HISTORIC TAX CREDITS
>What’s available: The Texas Historical Commission is the primary conduit for two significant tax credits—the Federal Rehabilitation Tax Credit Program, which is worth 20 percent on income of historic, income-producing buildings, and the Texas Historic Preservation Tax Credit, worth 25 percent on renovations of historic buildings. On top of that, Texas offers a sales tax exemption on labor for repairs, restoring or remodeling of certain historic buildings, and local authorities sometimes offer property tax incentives on given landmarks.
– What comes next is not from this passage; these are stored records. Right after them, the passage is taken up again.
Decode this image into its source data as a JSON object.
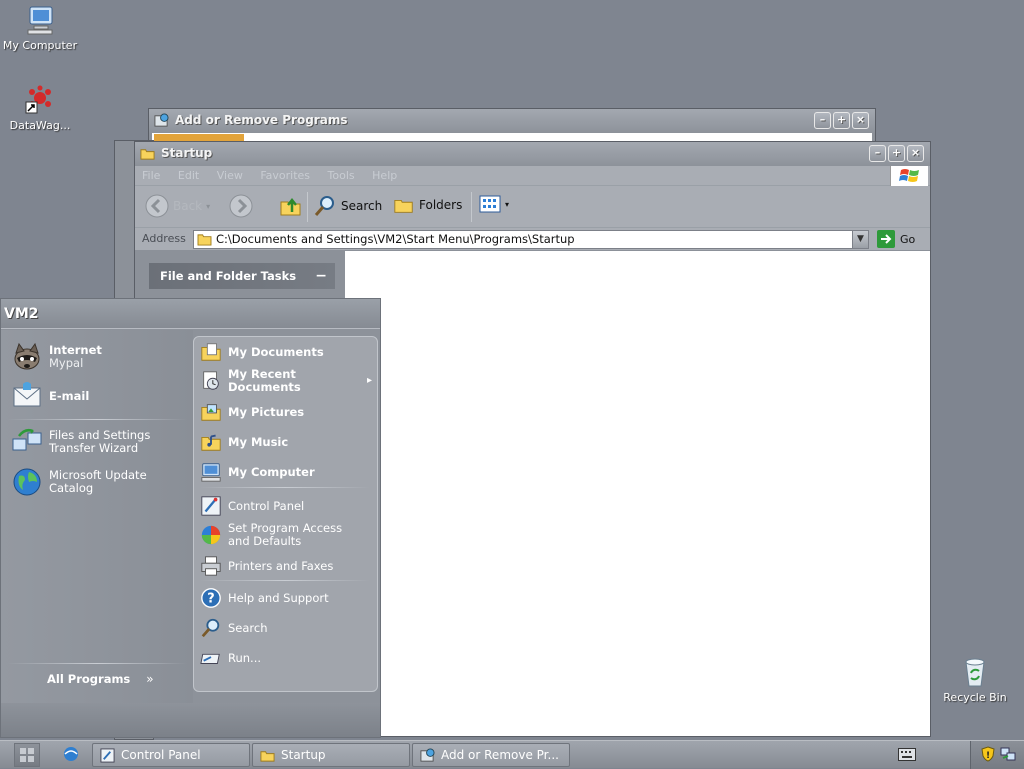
{
  "desktop": {
    "icons": [
      {
        "label": "My Computer",
        "icon": "computer-icon"
      },
      {
        "label": "DataWag...",
        "icon": "datawag-shortcut-icon"
      },
      {
        "label": "Recycle Bin",
        "icon": "recycle-bin-icon"
      }
    ]
  },
  "windows": {
    "add_remove": {
      "title": "Add or Remove Programs"
    },
    "startup": {
      "title": "Startup",
      "menu": [
        "File",
        "Edit",
        "View",
        "Favorites",
        "Tools",
        "Help"
      ],
      "toolbar": {
        "back": "Back",
        "search": "Search",
        "folders": "Folders"
      },
      "address_label": "Address",
      "address": "C:\\Documents and Settings\\VM2\\Start Menu\\Programs\\Startup",
      "go": "Go",
      "task_header": "File and Folder Tasks",
      "task_toggle": "−"
    }
  },
  "start_menu": {
    "user": "VM2",
    "pinned": [
      {
        "title": "Internet",
        "subtitle": "Mypal",
        "icon": "raccoon-browser-icon"
      },
      {
        "title": "E-mail",
        "subtitle": "",
        "icon": "email-icon"
      }
    ],
    "recent": [
      {
        "line1": "Files and Settings",
        "line2": "Transfer Wizard",
        "icon": "transfer-wizard-icon"
      },
      {
        "line1": "Microsoft Update",
        "line2": "Catalog",
        "icon": "globe-icon"
      }
    ],
    "all_programs": "All Programs",
    "right": [
      {
        "line1": "My Documents",
        "line2": "",
        "bold": true,
        "icon": "folder-documents-icon"
      },
      {
        "line1": "My Recent",
        "line2": "Documents",
        "bold": true,
        "icon": "recent-documents-icon",
        "arrow": "▸"
      },
      {
        "line1": "My Pictures",
        "line2": "",
        "bold": true,
        "icon": "folder-pictures-icon"
      },
      {
        "line1": "My Music",
        "line2": "",
        "bold": true,
        "icon": "folder-music-icon"
      },
      {
        "line1": "My Computer",
        "line2": "",
        "bold": true,
        "icon": "computer-icon"
      },
      {
        "line1": "Control Panel",
        "line2": "",
        "bold": false,
        "icon": "control-panel-icon"
      },
      {
        "line1": "Set Program Access",
        "line2": "and Defaults",
        "bold": false,
        "icon": "program-access-icon"
      },
      {
        "line1": "Printers and Faxes",
        "line2": "",
        "bold": false,
        "icon": "printer-icon"
      },
      {
        "line1": "Help and Support",
        "line2": "",
        "bold": false,
        "icon": "help-icon"
      },
      {
        "line1": "Search",
        "line2": "",
        "bold": false,
        "icon": "search-icon"
      },
      {
        "line1": "Run...",
        "line2": "",
        "bold": false,
        "icon": "run-icon"
      }
    ]
  },
  "taskbar": {
    "buttons": [
      {
        "label": "Control Panel",
        "icon": "control-panel-icon"
      },
      {
        "label": "Startup",
        "icon": "folder-icon"
      },
      {
        "label": "Add or Remove Pr...",
        "icon": "add-remove-icon"
      }
    ]
  },
  "colors": {
    "desktop": "#7f8590",
    "accent": "#8d929a"
  }
}
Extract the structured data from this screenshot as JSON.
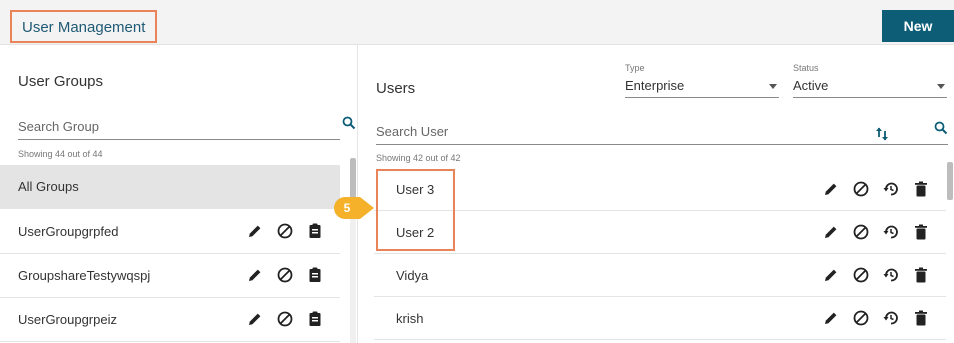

>Value of the tax credits: The federal credit generally translates roughly into a seven percent annualized return over the life of the credit, although that varies based on the deal and how much cash flow the investor will receive based on their ownership interest. The state tax credit will typically cover 30 percent to 33 percent of eligible costs through low cost equity and/or sales proceeds.
>Hurdles to consider: For federal tax credits, it’s best to engage a historic consultant early in the process, as some negotiation and work may be necessary with both the National Park Service (which makes final determination and approvals) and the Historic Commission. The owner of the state credit can take that credit on their state taxes, but that would lower the deduction they otherwise would get on their federal income taxes. There again, it’s important to consult with outside attorneys and accountants on how best to handle that.